Chesterton writes that little brother George is not interested in a family sibling’s religious questions but most fascinated with the Trocadero Restaurant. Uncle Henry does not favor Sarah’s theatrical aspirations but foresees only a waste of time and money. Brother George and Uncle Henry are not pleasantly agreeable and voice opinions that are not soothing to the ears, but they prevent a person from making himself the center of the universe, exaggerating his talents, or presuming to be an infallible judge.
Another famous figure known for his wholesome uncongeniality is Dr. Johnson, the famous eighteenth century man of letters who was constantly advising his friends, “Clear your mind of cant.” When his friend and biographer James Boswell complained of being “vexed” by politics and asked Johnson if he too were deeply troubled by public affairs, Johnson replied that he was not “vexed” or extremely disturbed.
Such inflated talk and exaggerated sentiment was simply disingenuous: “That’s cant, Sir.” Johnson explains that he neither slept less nor ate less because of the proceedings of Parliament: “I would have knocked the factious dogs on the head, to be sure; but I was not vexed.” Johnson reminds Boswell that while he may “talk” in this manner because it is a mode of conversation, he must never “think foolishly” by overindulging in feelings at the expense of common sense.
Humbug and Flapdoodle
The sanity of the family, then, consists of its ability to recognize silly ideas, hollow sentimentality, and inflated rhetoric—all so common in the public discourse of politics or academe.

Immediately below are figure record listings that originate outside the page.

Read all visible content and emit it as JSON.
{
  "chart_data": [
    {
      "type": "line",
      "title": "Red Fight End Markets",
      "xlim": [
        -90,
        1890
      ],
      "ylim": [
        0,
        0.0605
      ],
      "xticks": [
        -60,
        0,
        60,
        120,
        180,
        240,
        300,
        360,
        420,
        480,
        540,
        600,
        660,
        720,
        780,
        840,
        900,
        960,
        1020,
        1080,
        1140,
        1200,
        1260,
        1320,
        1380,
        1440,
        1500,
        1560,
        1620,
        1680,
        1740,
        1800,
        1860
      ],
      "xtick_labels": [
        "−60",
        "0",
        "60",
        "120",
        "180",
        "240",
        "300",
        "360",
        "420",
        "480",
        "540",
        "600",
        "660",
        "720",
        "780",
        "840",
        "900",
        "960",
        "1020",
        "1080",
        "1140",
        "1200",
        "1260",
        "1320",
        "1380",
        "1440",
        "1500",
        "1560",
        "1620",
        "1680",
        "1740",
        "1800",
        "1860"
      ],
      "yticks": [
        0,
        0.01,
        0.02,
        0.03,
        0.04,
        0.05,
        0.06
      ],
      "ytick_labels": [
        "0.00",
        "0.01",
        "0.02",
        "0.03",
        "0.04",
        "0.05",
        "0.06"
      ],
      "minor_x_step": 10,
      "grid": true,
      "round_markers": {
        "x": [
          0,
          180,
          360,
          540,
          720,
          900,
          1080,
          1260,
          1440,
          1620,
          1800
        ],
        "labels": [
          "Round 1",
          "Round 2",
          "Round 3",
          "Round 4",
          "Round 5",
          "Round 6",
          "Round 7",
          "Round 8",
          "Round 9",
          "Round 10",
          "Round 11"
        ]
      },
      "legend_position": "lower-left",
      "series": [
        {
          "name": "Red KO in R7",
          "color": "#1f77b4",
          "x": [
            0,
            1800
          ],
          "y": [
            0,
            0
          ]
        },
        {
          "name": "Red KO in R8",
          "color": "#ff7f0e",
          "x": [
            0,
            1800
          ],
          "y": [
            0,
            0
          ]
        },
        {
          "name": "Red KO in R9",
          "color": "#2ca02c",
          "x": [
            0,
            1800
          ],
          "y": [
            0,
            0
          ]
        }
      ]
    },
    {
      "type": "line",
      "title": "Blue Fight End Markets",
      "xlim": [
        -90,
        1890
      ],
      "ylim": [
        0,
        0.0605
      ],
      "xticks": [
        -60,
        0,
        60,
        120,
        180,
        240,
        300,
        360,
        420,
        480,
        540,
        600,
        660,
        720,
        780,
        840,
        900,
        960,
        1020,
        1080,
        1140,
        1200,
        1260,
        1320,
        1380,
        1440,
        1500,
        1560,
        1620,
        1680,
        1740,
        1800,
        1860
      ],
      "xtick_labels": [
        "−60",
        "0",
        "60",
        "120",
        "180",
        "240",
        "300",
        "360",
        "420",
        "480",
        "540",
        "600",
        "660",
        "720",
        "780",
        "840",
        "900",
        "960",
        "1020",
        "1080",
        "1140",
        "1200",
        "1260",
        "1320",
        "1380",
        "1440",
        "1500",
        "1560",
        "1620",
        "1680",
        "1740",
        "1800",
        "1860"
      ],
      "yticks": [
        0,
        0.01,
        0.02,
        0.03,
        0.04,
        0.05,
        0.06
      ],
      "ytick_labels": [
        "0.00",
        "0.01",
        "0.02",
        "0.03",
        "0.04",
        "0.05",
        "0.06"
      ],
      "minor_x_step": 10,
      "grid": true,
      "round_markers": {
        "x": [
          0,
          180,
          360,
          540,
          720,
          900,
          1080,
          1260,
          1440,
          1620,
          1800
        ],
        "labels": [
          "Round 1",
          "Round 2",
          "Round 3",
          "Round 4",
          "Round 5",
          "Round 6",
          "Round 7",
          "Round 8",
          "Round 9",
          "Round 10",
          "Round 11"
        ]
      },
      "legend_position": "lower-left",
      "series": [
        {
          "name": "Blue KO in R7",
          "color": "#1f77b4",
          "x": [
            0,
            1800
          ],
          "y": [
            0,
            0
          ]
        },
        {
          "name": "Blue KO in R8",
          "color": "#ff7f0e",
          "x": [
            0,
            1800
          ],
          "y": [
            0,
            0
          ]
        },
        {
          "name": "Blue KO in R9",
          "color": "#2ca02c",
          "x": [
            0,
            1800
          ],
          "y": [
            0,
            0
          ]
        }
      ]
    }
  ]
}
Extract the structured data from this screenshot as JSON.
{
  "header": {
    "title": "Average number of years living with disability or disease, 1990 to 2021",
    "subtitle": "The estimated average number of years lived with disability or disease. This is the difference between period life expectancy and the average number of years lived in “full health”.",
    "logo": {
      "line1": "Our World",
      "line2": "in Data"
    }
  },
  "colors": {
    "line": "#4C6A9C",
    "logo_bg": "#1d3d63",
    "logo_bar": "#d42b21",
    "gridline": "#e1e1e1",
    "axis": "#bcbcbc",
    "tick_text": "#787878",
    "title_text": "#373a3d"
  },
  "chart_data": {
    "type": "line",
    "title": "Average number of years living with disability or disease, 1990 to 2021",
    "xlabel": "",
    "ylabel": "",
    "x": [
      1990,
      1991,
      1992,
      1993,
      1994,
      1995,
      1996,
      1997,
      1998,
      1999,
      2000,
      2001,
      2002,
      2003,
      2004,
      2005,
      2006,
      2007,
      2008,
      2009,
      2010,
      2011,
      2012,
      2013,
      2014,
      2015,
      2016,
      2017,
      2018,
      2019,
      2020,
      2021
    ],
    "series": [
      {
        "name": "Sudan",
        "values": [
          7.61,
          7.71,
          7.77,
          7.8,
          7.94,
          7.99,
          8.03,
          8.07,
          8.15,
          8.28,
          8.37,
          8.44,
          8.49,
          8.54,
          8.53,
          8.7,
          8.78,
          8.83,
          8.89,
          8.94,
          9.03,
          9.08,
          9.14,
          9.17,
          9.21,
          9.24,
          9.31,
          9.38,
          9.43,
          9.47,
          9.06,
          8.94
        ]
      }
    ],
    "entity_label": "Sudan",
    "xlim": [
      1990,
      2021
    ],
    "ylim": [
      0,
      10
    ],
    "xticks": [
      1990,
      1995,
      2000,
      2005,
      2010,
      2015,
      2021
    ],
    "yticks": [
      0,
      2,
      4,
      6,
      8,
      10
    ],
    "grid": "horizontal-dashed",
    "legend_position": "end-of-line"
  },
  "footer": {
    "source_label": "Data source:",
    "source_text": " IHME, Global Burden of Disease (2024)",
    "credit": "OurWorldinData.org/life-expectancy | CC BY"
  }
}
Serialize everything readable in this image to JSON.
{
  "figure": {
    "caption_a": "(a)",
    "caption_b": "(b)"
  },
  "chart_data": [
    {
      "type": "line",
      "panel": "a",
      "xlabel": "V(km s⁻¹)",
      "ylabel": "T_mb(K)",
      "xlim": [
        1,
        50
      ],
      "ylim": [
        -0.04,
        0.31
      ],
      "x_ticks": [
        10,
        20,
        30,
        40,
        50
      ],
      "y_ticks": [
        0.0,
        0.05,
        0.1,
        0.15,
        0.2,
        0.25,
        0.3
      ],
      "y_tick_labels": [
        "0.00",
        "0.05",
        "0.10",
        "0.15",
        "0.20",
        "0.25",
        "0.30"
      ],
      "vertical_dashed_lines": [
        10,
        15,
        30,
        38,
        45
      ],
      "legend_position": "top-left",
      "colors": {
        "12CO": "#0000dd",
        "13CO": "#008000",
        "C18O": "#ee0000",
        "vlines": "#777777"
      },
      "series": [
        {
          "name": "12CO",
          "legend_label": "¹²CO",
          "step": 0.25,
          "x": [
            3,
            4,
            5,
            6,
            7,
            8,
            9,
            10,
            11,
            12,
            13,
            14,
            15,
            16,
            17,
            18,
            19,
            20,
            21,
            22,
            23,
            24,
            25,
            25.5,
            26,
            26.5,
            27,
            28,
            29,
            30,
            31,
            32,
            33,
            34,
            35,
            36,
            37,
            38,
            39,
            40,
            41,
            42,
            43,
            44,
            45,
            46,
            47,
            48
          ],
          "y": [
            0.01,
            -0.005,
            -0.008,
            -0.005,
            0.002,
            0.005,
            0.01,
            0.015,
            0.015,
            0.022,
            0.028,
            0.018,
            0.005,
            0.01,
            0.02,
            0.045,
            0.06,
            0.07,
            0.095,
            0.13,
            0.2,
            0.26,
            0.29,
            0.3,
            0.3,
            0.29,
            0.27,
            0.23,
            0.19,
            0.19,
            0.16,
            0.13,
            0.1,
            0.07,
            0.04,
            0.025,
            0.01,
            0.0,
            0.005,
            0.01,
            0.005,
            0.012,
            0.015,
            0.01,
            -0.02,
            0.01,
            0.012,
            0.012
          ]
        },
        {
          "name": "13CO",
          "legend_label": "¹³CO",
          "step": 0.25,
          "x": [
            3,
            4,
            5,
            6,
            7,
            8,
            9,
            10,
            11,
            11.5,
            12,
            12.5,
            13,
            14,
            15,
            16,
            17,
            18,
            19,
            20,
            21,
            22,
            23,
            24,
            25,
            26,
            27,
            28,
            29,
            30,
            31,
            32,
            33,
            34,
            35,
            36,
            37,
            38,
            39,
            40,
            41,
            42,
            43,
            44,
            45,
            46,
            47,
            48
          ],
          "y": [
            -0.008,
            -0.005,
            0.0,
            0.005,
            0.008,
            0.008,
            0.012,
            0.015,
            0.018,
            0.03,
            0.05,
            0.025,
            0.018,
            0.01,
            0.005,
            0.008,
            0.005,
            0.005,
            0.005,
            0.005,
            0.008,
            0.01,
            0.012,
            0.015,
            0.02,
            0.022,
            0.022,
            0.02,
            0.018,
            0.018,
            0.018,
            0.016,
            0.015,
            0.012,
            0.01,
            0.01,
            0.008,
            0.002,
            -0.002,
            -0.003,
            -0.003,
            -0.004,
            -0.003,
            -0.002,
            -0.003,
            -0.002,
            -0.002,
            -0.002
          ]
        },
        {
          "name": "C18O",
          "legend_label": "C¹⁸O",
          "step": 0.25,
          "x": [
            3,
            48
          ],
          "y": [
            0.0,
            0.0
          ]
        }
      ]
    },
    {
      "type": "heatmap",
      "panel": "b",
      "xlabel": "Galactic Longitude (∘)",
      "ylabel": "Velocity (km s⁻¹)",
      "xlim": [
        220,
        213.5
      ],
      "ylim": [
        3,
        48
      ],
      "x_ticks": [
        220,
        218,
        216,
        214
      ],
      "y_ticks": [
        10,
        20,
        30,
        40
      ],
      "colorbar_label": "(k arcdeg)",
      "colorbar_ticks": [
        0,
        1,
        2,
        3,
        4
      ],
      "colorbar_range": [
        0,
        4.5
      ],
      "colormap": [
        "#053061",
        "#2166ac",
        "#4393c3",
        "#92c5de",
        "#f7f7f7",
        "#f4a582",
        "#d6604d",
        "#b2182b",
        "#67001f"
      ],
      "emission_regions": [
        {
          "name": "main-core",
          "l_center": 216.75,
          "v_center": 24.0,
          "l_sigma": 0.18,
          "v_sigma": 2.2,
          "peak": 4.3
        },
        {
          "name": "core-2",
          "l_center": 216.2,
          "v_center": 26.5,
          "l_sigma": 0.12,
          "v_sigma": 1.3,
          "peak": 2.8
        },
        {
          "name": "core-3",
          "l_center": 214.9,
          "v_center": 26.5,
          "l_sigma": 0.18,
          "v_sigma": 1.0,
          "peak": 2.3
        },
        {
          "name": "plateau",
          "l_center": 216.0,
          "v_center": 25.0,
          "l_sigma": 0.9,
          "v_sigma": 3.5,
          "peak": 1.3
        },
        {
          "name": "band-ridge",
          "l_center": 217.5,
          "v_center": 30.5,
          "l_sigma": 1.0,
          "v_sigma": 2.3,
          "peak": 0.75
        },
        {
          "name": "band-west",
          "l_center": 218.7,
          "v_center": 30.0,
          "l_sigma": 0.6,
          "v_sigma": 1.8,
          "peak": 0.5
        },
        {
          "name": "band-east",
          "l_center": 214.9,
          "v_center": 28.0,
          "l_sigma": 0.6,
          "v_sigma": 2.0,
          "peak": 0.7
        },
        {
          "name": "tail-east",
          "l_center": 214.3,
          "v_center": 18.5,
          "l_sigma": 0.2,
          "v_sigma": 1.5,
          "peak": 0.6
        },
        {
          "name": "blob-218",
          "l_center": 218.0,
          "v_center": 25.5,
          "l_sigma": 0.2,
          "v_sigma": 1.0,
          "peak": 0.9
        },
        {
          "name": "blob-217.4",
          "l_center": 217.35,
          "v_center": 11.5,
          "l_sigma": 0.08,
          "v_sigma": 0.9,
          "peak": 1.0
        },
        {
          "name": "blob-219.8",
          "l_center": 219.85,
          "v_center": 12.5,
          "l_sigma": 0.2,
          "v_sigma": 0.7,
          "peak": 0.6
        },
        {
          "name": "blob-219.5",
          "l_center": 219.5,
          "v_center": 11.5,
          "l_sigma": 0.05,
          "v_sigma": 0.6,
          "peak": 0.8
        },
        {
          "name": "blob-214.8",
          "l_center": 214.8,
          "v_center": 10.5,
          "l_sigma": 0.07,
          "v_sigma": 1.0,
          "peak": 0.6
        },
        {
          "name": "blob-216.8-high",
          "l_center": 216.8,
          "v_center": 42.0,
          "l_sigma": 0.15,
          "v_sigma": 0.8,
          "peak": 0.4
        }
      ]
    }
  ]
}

This uncongeniality proclaims, like the child in “The Emperor’s New Clothes,” “He’s got nothing on!” It detects what Huck Finn calls “humbug and flapdoodle” when he observes the religious frenzy of the Pokeville camp meeting eliciting donations of money to a fraudulent preacher who lies about converting the pirates on the Indian Ocean.
It expresses healthy skepticism about perfect families, perfect marriages, and perfect children. It discerns nonsense as soon as it is uttered, like David Hume’s famous boast that he was not afraid of death (“he was no more uneasy to think he should not be after this life, than that he had not been before he began to exist”) recorded in Boswell’s Life of Johnson.
Dr. Johnson’s famous reply amounts to the same reaction as Saroyan’s uncle’s letter about having the head examined: “Hold a pistol to Foote’s breast, or to Hume’s breast, and threaten to kill them, and you’ll see how they behave.”
Prudence recognizes the world of difference between being good and being nice, between saying something and meaning it, between being uncongenial and being sentimental, and between being realistic and being imaginary.
Members of a family know each other too well to be fooled by brother’s daydream to be a millionaire, sister’s fantasy to be a great actress, or grandson’s ambition to be a professional athlete.
The family teaches humility, self-knowledge, the art of the possible, and the way things are.